Todos esses níveis conversam uns com os outros e são trabalhados no GTD, mas é importante ir com calma e começar do primeiro (pé no chão). O David diz que é muito legal fazer o caminho inverso (começar do propósito e ir para as tarefas), mas que isso pode causar muita ansiedade. Afinal, qual a utilidade de saber qual é a nossa missão se não conseguimos sequer domar nossos e-mails na caixa de entrada? Por isso, comece se organizando a partir da base.

Revisões

Por fim, o GTD propôe que seu sistema seja revisado da seguinte forma:

  • Agenda ou calendário – Toda vez que precisar saber “o que tem pra hoje”. É claro que a agenda vai sendo alimentada aos poucos por você A ideia é que ela seja confiável. Geralmente: uma vez por dia.
  • Lista de próximas ações por contextos – Quando tiver tempo para ver “o que pode ser feito agora”. Geralmente: ao longo do dia.
  • Lista de projetos – Toda vez que precisar revisar seus comprometimentos de curto prazo. No que está trabalhando? Qual o status disso? Geralmente: uma vez por semana.
  • Áreas de foco – Toda vez que sentir que precisa conciliar as diversas áreas da sua vida. Geralmente: uma vez por mês.
  • Objetivos – Quando precisar verificar que está no caminho certo com relação ao que eu quer para a sua vida. Geralmente: uma vez a cada quatro meses.
  • Visão – Sempre que precisar de inspiração para seguir adiante. Geralmente: uma vez por ano.
  • Propósito – Quando tiver grandes decisões a tomar. Geralmente: uma vez por ano.

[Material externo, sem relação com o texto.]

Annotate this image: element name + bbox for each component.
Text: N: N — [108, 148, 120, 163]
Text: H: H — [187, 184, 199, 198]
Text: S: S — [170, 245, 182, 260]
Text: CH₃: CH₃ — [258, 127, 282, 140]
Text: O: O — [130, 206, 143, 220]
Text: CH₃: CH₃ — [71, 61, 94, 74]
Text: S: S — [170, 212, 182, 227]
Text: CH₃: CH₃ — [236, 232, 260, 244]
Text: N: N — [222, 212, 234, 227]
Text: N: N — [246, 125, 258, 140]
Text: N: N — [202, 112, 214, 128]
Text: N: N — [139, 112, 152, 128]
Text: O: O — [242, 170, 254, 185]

Parece bastante coisa (e é), mas a ideia é que você implemente muito aos pouquinhos, obtendo controle em cada um dos níveis, até que tudo esteja acontecendo de maneira fluida. O David Allen costuma dizer que a pessoa que tem todo o seu sistema sob controle, consegue definir prioridades e tem essa visão sobre todos os níveis, está na posição do “capitão e comandante” do navio. A pior prática possível com relação à nossa produtividade é se organizar e ter a sensação de que “espero que esteja tudo ok!”. Isso dá muita insegurança! Como podemos nos concentrar e trabalhar em ideias se nossa cabeça está cheia de preocupações? Não é possível. Portanto, o estado de mente tranquila que estou buscando é justamente aquele por saber que meu inventário de ações está completo e atualizado, e todos os meus horizontes de foco estão integrados. Posso trabalhar nas minhas melhores ideias, prestar atenção à minha intuição e tomar decisões com a mente relaxada. Quem não quer isso? Isso é o GTD.